Baked Potato Gnocchi
with Spinach and Ricotta
- 3/4 cup part-skim ricotta cheese
- 1/4 cup fresh basil, thinly sliced
- 1/2 cup grated reduced-fat mozzarella
- 2 tablespoons grated Parmesan cheese
- 1 egg
- 3 cups basic tomato sauce
- 1 16-ounce package potato gnocchi
- 2 cups spinach leaves, thinly sliced
Preheat oven to 400 degrees.

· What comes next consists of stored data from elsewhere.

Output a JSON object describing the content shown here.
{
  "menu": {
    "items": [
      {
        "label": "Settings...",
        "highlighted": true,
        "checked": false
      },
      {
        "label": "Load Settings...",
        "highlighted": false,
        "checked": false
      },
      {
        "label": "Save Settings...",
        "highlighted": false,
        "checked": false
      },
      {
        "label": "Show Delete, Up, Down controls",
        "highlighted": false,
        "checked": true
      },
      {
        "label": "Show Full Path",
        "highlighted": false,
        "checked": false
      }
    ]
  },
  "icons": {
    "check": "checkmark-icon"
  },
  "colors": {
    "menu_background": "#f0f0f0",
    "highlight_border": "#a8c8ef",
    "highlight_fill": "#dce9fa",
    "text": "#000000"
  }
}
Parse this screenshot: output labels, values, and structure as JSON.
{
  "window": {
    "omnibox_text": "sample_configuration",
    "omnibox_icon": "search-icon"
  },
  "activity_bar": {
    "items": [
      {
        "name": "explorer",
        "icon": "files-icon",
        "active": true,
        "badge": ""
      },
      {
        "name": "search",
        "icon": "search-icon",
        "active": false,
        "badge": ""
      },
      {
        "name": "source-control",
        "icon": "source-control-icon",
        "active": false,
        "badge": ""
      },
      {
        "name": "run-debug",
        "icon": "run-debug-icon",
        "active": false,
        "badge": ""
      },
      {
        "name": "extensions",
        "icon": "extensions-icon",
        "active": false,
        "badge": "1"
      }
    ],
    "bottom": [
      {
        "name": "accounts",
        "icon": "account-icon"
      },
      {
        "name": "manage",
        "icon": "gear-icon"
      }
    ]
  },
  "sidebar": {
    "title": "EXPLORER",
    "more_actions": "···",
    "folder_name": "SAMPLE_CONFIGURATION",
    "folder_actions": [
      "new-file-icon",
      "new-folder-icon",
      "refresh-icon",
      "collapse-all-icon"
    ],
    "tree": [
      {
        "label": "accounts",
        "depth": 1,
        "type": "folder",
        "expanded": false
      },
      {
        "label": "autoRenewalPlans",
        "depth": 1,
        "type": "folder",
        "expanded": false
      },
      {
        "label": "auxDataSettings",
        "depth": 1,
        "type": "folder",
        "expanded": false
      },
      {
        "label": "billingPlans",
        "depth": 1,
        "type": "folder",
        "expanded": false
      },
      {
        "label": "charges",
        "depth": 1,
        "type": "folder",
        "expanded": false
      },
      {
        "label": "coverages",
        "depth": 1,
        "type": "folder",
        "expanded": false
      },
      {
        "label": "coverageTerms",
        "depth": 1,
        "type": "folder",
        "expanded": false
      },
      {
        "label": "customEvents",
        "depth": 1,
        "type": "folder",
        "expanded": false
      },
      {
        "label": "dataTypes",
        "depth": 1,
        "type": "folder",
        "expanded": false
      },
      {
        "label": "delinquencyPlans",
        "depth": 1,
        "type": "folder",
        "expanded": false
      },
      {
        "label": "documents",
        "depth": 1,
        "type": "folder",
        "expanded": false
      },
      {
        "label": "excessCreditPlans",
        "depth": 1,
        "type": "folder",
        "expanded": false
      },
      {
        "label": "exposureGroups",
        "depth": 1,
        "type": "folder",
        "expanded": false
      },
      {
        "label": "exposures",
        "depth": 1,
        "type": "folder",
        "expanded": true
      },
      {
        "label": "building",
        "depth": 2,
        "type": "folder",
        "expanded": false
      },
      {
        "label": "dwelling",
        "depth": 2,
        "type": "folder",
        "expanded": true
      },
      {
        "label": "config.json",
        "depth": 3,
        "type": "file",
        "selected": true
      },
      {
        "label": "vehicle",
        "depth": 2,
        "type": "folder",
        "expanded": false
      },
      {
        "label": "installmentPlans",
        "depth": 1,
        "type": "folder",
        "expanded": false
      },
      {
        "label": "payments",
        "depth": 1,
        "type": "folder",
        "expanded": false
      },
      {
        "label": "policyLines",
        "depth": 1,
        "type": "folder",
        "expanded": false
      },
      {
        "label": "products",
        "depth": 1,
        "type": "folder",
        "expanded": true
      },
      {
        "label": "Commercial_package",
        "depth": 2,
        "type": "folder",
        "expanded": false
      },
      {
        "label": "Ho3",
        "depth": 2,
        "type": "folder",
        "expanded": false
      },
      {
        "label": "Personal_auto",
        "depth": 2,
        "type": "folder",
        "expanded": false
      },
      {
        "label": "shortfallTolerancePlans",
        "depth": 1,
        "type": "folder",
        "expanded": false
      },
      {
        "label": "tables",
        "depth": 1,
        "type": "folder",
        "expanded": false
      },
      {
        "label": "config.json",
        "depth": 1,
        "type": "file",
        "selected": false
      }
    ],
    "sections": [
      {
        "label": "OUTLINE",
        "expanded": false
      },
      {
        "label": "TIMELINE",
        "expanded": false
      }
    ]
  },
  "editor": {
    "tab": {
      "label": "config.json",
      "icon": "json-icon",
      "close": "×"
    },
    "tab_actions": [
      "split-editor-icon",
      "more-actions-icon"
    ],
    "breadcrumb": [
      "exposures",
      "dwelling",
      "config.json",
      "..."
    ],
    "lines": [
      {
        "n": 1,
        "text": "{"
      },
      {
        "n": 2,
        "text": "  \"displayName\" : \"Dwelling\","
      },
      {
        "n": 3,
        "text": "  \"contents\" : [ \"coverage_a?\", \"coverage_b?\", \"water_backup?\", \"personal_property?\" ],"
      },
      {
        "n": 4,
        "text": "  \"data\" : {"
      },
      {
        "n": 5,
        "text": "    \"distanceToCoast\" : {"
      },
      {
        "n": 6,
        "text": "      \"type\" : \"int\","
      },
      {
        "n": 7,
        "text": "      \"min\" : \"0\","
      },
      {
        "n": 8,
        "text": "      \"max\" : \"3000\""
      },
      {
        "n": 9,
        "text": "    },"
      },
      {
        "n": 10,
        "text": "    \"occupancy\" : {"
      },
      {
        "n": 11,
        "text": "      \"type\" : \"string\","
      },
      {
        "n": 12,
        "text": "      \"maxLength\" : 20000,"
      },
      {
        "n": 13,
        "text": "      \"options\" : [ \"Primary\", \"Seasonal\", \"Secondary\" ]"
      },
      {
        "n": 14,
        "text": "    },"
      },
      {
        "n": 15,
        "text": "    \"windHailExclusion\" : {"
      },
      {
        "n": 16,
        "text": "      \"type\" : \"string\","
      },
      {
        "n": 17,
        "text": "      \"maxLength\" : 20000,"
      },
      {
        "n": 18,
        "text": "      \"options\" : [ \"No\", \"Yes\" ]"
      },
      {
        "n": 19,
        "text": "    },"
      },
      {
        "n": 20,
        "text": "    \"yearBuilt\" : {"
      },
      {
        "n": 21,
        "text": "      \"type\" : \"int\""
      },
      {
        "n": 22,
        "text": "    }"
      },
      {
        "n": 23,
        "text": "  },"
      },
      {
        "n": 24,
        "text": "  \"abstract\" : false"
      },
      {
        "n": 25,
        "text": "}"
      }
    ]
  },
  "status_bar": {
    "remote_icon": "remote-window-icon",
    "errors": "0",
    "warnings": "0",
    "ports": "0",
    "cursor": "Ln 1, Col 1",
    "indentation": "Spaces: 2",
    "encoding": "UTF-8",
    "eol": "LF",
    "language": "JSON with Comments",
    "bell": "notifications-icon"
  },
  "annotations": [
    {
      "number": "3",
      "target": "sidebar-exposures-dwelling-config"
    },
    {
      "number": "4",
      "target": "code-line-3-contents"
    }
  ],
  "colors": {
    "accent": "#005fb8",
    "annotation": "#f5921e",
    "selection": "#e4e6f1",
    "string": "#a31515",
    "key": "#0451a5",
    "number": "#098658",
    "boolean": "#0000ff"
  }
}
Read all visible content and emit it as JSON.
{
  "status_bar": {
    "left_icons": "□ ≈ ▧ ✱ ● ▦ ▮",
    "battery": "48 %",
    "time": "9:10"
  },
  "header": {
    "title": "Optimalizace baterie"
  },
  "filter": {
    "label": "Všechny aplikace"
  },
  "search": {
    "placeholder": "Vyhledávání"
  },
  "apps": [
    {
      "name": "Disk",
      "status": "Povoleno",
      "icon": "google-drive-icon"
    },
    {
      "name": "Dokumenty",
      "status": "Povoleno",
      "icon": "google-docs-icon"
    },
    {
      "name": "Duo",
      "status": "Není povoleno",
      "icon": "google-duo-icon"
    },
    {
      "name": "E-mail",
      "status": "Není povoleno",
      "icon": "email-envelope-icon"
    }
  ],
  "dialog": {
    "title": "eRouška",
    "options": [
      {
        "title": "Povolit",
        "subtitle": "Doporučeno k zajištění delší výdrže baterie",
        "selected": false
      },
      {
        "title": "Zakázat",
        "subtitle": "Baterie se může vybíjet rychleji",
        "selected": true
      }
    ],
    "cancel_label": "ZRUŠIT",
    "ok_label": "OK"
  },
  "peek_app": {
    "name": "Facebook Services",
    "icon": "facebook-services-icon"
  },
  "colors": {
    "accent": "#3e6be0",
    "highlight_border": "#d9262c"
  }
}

Lightly coat 1 1/2-quart casserole or gratin dish with cooking spray and set aside.
In small bowl, combine ricotta, basil, 1/4 cup of the mozzarella, Parmesan and egg. Set aside.
Spread a thin layer of tomato sauce in dish. On top of sauce, layer half of the uncooked gnocchi and spinach. Using half of the ricotta mixture, place small dollops on top of spinach. Cover with another thin layer of sauce. Repeat process, ending with sauce. Sprinkle on remaining mozzarella. Bake 40 minutes or until top is bubbly and cheese is lightly browned. Let sit 15 minutes before serving.
Basic Tomato Sauce
- 2 teaspoons extra virgin olive oil
- 1/2 cup chopped onion
- 1/2 cup chopped carrot
- 1/2 cup chopped celery
- 3 cloves garlic, minced
- 1 28-ounce can diced tomatoes
Heat oil in medium saucepan over medium heat. Add onion, carrot, celery and garlic and cook about 10 minutes. Add tomatoes with juice and cook another 10 minutes. Season with salt and pepper to taste. Remove from heat. Puree sauce in blender in batches until smooth. Keeps one week in the refrigerator.